Der Senatssprecher ging sofort in die Gegenoffensive – natürlich bei Facebook

Für etwas mehr Klarheit sollen „Social-Media-Richtlinen“ sorgen, die etwa Firmen für ihre Mitarbeiter entwickeln. „Trennen Sie zwischen dienstlicher und privater Nutzung“, heißt es in der Richtlinie der Stadt. „Für Aktivitäten, die (...) der beruflichen Vernetzung oder der Öffentlichkeitsarbeit dienen, sollte in der Regel entsprechend dienstliche Accounts genutzt werden.“ Genau das habe der Senatssprecher aber nicht getan, moniert CDU-Mann Heinemann.
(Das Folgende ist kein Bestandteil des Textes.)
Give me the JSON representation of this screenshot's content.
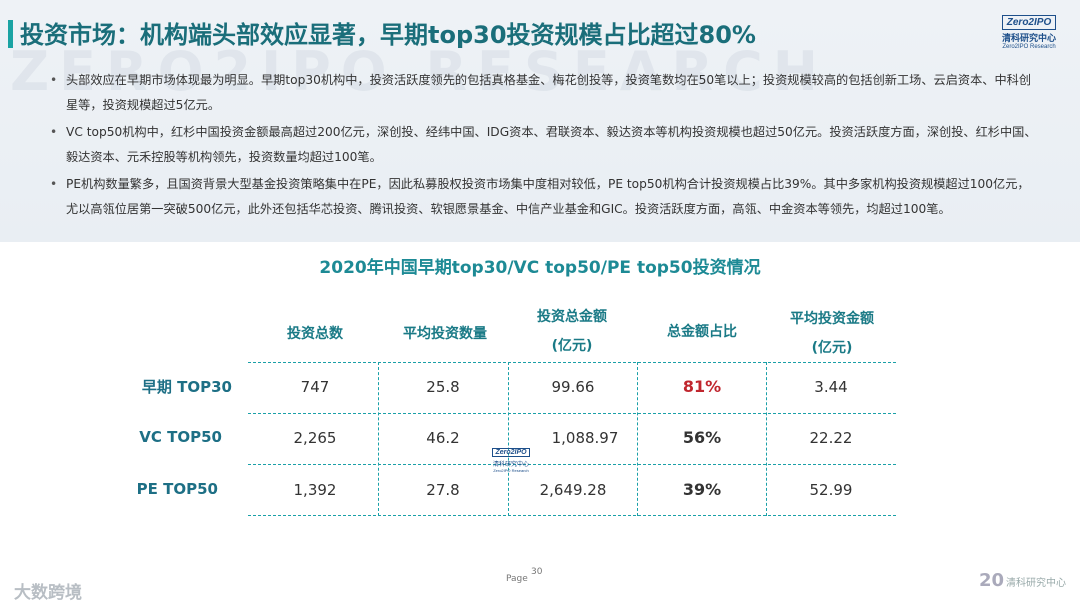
{
  "header": {
    "title": "投资市场：机构端头部效应显著，早期top30投资规模占比超过80%",
    "watermark": "ZERO2IPO RESEARCH",
    "logo": {
      "box": "Zero2IPO",
      "cn": "清科研究中心",
      "en": "Zero2IPO Research"
    }
  },
  "bullets": [
    "头部效应在早期市场体现最为明显。早期top30机构中，投资活跃度领先的包括真格基金、梅花创投等，投资笔数均在50笔以上；投资规模较高的包括创新工场、云启资本、中科创星等，投资规模超过5亿元。",
    "VC top50机构中，红杉中国投资金额最高超过200亿元，深创投、经纬中国、IDG资本、君联资本、毅达资本等机构投资规模也超过50亿元。投资活跃度方面，深创投、红杉中国、毅达资本、元禾控股等机构领先，投资数量均超过100笔。",
    "PE机构数量繁多，且国资背景大型基金投资策略集中在PE，因此私募股权投资市场集中度相对较低，PE top50机构合计投资规模占比39%。其中多家机构投资规模超过100亿元，尤以高瓴位居第一突破500亿元，此外还包括华芯投资、腾讯投资、软银愿景基金、中信产业基金和GIC。投资活跃度方面，高瓴、中金资本等领先，均超过100笔。"
  ],
  "table": {
    "title": "2020年中国早期top30/VC top50/PE top50投资情况",
    "headers": [
      {
        "l1": "投资总数",
        "l2": ""
      },
      {
        "l1": "平均投资数量",
        "l2": ""
      },
      {
        "l1": "投资总金额",
        "l2": "(亿元)"
      },
      {
        "l1": "总金额占比",
        "l2": ""
      },
      {
        "l1": "平均投资金额",
        "l2": "(亿元)"
      }
    ],
    "rows": [
      {
        "label": "早期 TOP30",
        "cells": [
          "747",
          "25.8",
          "99.66",
          "81%",
          "3.44"
        ]
      },
      {
        "label": "VC TOP50",
        "cells": [
          "2,265",
          "46.2",
          "1,088.97",
          "56%",
          "22.22"
        ]
      },
      {
        "label": "PE TOP50",
        "cells": [
          "1,392",
          "27.8",
          "2,649.28",
          "39%",
          "52.99"
        ]
      }
    ],
    "highlight_color": "#c0262e"
  },
  "footer": {
    "page_label": "Page",
    "page_number": "30",
    "right_year": "20",
    "right_text": "清科研究中心",
    "left_text": "大数跨境"
  }
}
Holstein ging sofort in die Gegenoffensive – bei Facebook. „Mein Facebook-Freund Robert Heinemann befragt den Senat in einer Schriftlichen Kleinen Anfrage nach den Facebook-Aktivitäten des Senatssprechers bzw. der Privatperson C. H.“, schrieb er dort. „Ich würde gern wie gewohnt humorvoll antworten, fürchte aber, das wird mir nicht erlaubt. Na, dann eben nicht.“

Das Echo war enorm: Bald war der Vorgang vielfach kommentiert. Heinemann zog dabei den Kürzeren. Er sei eine „Spaßbremse“ und betreibe „Erbsenzählerei“, hieß es . Eine Kommentatorin postete: „Meine PRIVAT-Meinung: kein Handlungsbedarf, kein FB-Verbot für C.H.“ Wie das Ganze gewohnt seriös von der Verwaltung beurteilt wird, erfährt die Öffentlichkeit in der kommenden Woche – auf welchem Weg auch immer. Dann muss der Senat die Anfrage der CDU beantworten.